Meniere's disease (MD) is a chronic disease that causes episodic vertigo, fluctuating hearing loss, and aural fullness, initially managed by dietary salt reduction, and use of diuretics. Our prior research in autoimmune inner ear disease (AIED) demonstrated that in peripheral blood mononuclear cell (PBMC) from corticosteroid-resistant AIED patients, increased production, processing and release of interleukin-1 beta (IL-1 beta) is observed and hearing could be improved with use of anakinra, an interleukin-1 receptor antagonist. We have further identified that in these AIED patients, IL-1 beta is uniquely processed to a 28 kDa pro-inflammatory product by caspase-7. In the present study, we characterize the production, processing and release of the pro-inflammatory cytokines IL-1 beta and IL-6 from PBMC of MD (n = 14) patients in response to sodium chloride (NaCl), and determined the effect of the diuretic triamterene-hydrocholothiazide (T-HCTZ), or anakinra in these patients.
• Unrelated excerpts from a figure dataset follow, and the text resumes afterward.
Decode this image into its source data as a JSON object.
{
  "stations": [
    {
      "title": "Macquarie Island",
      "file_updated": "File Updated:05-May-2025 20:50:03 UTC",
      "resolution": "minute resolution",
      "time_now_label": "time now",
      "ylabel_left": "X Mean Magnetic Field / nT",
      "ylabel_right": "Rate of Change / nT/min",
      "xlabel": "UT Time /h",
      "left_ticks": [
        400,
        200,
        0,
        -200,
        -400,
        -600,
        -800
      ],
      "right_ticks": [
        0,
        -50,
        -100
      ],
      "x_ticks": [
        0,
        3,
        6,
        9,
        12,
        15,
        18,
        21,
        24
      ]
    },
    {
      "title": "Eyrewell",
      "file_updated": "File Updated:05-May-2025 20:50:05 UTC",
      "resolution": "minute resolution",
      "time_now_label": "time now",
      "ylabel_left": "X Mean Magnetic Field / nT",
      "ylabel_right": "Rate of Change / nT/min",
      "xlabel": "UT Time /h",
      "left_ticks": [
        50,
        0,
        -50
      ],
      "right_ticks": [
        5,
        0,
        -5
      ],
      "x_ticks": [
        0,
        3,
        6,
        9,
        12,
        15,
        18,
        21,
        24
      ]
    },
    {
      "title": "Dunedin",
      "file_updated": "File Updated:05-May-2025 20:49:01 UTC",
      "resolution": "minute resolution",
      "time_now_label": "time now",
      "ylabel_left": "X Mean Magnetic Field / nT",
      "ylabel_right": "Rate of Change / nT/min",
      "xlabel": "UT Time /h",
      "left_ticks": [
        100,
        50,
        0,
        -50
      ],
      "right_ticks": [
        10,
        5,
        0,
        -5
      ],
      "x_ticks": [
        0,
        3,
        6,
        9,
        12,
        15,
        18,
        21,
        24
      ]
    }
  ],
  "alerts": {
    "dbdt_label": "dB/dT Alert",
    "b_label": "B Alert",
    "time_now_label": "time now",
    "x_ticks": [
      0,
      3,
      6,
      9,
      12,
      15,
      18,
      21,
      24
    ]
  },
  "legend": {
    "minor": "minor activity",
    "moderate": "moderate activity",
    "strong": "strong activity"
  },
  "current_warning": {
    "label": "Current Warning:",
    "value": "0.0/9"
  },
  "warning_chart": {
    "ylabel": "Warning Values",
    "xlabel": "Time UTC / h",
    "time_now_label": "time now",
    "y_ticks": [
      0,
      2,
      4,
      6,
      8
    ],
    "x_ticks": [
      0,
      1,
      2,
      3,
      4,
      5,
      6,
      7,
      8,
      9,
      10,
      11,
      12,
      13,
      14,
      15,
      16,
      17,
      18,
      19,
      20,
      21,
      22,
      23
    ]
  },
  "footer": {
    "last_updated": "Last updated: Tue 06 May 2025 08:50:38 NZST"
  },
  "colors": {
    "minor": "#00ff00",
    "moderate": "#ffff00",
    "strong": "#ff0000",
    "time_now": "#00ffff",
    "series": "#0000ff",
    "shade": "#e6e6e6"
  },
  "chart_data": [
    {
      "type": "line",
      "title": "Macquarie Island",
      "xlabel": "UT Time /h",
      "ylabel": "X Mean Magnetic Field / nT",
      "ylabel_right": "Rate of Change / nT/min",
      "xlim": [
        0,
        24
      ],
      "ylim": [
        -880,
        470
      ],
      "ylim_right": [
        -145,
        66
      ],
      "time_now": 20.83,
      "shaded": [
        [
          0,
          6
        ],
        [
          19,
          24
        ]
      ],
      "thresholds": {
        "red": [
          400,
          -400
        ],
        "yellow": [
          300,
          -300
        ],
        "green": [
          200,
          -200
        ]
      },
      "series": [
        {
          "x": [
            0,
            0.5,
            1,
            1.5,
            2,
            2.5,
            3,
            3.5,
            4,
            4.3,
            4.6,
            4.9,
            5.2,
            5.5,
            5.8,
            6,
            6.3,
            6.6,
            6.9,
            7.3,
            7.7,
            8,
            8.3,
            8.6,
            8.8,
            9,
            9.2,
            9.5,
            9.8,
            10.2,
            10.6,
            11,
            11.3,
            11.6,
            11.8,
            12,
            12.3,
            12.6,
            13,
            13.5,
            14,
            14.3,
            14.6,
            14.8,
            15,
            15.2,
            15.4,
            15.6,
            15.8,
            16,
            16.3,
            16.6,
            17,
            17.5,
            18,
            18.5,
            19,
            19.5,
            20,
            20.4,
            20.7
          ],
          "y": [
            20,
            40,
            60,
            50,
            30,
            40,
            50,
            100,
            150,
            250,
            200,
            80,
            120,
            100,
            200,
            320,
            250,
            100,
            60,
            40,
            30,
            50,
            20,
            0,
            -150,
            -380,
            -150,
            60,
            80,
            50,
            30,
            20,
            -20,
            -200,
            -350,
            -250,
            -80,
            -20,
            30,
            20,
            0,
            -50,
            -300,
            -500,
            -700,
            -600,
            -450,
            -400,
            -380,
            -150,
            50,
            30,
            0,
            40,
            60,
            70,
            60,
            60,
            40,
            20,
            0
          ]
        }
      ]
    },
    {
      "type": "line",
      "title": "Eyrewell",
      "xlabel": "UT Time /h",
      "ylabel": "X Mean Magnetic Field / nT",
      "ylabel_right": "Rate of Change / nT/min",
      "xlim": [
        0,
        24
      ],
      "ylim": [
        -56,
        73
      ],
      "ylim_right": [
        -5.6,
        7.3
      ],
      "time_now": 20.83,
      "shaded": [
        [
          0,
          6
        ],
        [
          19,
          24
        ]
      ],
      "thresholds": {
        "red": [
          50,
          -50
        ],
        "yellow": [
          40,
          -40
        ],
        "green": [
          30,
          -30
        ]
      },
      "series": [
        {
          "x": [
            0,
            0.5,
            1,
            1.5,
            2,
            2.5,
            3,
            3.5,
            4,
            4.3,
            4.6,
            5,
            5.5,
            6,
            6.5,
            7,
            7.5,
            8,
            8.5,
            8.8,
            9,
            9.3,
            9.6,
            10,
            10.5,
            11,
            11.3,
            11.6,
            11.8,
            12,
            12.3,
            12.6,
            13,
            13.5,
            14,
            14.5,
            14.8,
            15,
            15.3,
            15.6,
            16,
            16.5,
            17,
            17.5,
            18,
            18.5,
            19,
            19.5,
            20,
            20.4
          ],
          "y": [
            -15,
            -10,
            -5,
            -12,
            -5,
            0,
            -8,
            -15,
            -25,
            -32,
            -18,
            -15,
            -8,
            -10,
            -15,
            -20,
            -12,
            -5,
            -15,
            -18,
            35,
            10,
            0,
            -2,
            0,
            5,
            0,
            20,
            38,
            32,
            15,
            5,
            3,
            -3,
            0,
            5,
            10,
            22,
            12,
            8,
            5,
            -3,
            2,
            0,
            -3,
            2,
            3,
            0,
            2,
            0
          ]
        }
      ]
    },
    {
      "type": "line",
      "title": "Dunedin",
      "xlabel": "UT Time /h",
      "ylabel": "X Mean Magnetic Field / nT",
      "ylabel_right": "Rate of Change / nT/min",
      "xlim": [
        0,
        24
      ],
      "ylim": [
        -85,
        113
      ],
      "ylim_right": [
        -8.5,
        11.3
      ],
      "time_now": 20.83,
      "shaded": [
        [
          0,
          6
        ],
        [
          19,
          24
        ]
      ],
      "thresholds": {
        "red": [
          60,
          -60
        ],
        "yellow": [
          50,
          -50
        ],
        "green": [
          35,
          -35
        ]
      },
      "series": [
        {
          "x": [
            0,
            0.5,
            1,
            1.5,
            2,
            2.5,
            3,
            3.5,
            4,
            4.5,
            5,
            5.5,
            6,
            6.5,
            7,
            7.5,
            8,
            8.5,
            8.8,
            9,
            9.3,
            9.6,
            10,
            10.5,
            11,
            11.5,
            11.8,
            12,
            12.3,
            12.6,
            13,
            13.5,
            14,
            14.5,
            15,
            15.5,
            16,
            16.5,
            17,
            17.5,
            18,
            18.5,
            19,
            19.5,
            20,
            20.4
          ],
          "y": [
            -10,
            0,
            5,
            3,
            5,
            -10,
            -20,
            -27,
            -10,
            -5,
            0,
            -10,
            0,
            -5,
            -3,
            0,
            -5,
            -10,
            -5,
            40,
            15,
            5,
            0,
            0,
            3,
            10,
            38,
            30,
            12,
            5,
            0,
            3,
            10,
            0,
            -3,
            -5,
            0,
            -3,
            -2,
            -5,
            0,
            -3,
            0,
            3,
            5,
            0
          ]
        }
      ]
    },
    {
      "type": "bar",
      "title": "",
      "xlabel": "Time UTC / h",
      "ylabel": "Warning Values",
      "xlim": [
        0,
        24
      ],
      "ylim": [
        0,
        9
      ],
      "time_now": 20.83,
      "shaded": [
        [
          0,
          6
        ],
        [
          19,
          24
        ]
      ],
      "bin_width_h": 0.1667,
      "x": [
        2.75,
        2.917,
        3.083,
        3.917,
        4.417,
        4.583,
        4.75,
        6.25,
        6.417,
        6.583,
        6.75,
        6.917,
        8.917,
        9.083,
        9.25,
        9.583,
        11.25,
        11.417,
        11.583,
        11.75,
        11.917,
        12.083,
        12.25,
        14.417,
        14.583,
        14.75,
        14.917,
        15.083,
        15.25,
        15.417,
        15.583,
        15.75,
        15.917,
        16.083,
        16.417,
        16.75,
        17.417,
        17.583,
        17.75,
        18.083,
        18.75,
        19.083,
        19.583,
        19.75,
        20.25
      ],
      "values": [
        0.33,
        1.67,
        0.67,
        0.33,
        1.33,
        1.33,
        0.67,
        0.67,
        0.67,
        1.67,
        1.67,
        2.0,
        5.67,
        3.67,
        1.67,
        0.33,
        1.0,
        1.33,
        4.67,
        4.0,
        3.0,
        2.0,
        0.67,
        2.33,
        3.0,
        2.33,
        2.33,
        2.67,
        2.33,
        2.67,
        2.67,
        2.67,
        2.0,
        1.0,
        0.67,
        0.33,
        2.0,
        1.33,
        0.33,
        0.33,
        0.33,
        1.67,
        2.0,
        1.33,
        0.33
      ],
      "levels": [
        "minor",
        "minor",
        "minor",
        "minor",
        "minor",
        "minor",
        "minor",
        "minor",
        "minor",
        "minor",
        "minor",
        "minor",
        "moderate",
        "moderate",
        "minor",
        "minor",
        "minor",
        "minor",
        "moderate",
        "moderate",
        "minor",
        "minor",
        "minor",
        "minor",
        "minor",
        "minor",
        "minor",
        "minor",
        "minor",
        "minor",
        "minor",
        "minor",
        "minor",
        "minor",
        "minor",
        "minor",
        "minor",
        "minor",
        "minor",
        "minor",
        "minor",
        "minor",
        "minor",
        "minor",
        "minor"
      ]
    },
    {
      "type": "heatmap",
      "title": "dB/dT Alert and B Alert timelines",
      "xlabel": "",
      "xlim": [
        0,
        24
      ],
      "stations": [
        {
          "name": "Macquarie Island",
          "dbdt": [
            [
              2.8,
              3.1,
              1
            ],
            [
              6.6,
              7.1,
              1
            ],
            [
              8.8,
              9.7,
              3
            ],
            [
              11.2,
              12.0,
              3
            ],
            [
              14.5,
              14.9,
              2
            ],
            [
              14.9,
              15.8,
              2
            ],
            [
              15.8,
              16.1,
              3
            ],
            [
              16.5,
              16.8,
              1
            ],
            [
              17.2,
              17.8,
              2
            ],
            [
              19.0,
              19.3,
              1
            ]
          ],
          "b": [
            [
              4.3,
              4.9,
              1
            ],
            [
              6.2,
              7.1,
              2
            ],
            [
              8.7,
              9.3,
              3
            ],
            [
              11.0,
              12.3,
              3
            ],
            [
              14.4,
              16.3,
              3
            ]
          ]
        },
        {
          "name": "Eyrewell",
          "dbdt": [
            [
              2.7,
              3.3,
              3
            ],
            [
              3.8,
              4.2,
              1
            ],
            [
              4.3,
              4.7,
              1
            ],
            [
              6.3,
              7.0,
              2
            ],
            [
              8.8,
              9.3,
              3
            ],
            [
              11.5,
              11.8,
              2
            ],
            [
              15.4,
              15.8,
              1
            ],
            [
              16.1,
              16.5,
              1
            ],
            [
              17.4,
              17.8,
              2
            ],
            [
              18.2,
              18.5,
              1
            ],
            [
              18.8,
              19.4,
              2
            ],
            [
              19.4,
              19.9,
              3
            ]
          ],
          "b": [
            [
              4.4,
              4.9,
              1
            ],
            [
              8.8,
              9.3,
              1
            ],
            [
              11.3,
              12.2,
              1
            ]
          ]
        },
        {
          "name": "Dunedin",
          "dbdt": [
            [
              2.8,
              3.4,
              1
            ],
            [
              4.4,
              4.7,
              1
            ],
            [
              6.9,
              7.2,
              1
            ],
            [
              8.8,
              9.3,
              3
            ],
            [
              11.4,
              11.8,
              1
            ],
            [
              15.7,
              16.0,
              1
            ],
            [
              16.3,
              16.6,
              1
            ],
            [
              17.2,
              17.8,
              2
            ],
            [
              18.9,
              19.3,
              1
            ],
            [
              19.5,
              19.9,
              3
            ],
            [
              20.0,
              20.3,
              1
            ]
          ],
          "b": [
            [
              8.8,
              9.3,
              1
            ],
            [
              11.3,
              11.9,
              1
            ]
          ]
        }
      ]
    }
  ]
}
We observed that PBMC cultured with NaCl from MD patients show processing of IL-1 beta to the 28 kDa product, and that this product is abrogated with T-HCTZ. Our observations are consistent with other autoimmune diseases where high concentrations of NaCl caused release of pro-inflammatory cytokines and may provide further insight as to the mechanism of disease progression in MD patients.

Automated summary

In patients with Meniere's disease (MD), sodium chloride (NaCl) can induce the release and processing of pro-inflammatory cytokines, leading to disease progression, which can be inhibited by the diuretic triamterene-hydrocholothiazide (T-HCTZ).